Barrios preguntó si era una partida grande.
– Sí -dijo el hombre- Va a haber mucha gente.
– ¿A qué juegan? -dijo Barrios.
– A punto y banca.
– Ah -dijo Barrios-. Ferrocarril.
– Sí, eso. Ferrocarril. Sí, imagínese -dijo el hombrecito-. ¿Por qué no se quedan? Conmigo pueden entrar.
– Yo no -dijo Hermosura.
Barrios no respondió en seguida. Parecía meditar.
– No llevo plata encima -dijo.
– Qué lástima -dijo el hombrecito-. Después nos íbamos y nos levantábamos unas minas en el cabaret.

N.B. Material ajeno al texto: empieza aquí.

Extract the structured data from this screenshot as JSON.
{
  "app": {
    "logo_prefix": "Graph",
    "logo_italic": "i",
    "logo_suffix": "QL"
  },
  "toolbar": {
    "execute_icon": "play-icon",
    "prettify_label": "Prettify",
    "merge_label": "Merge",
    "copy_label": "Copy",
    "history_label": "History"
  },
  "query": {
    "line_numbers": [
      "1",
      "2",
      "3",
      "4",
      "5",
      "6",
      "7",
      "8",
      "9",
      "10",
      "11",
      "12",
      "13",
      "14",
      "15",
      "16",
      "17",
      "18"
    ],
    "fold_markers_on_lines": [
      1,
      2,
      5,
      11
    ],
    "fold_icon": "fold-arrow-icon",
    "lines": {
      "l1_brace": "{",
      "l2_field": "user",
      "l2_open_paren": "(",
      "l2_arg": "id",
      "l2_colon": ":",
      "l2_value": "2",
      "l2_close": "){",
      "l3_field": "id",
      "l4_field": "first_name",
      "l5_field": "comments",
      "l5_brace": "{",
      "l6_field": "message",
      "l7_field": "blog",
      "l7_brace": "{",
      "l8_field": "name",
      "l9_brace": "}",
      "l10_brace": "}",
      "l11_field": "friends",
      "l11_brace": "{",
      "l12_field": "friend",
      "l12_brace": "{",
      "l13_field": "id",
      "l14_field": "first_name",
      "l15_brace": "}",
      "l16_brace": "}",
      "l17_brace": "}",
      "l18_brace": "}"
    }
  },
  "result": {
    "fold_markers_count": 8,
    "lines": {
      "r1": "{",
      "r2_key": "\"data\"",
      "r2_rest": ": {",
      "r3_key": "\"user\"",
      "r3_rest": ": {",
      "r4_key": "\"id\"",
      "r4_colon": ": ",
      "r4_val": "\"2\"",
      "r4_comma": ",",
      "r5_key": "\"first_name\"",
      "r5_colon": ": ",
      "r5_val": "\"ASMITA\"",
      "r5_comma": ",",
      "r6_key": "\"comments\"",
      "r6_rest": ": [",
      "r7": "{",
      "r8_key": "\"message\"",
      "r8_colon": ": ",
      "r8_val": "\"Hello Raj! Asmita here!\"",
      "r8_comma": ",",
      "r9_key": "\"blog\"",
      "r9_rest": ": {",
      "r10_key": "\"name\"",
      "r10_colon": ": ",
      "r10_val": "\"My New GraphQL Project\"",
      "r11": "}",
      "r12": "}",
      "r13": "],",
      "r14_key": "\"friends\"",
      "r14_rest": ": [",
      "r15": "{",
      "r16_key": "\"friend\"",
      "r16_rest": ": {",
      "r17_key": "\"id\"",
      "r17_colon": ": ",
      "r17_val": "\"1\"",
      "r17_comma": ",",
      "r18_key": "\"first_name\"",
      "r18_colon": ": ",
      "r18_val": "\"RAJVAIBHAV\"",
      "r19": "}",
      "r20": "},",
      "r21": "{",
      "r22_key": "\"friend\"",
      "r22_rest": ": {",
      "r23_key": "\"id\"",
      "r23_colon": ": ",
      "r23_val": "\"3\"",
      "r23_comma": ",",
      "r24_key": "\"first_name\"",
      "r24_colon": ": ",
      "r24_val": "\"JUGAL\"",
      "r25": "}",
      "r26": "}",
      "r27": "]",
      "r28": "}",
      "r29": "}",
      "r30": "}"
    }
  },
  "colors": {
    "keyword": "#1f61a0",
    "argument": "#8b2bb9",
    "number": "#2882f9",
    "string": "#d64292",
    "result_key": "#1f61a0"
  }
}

Hicieron silencio. El viejo Ford negro vibraba, zumbando en la veloz oscuridad. Los faros iluminaban el recto camino liso. Ahora, a los costados de la larga cinta azulada por la que el automóvil corría en la noche, la vasta llanura había desaparecido; en su lugar se divisaban árboles reunidos en grupos oscuros, apretujados, dejando entrever de vez en cuando el fragmento blanco de la fachada de alguna quinta, o el suave espejismo de un rayo de luna, insustancial y perecedero, atravesando oblicuamente la fronda negra.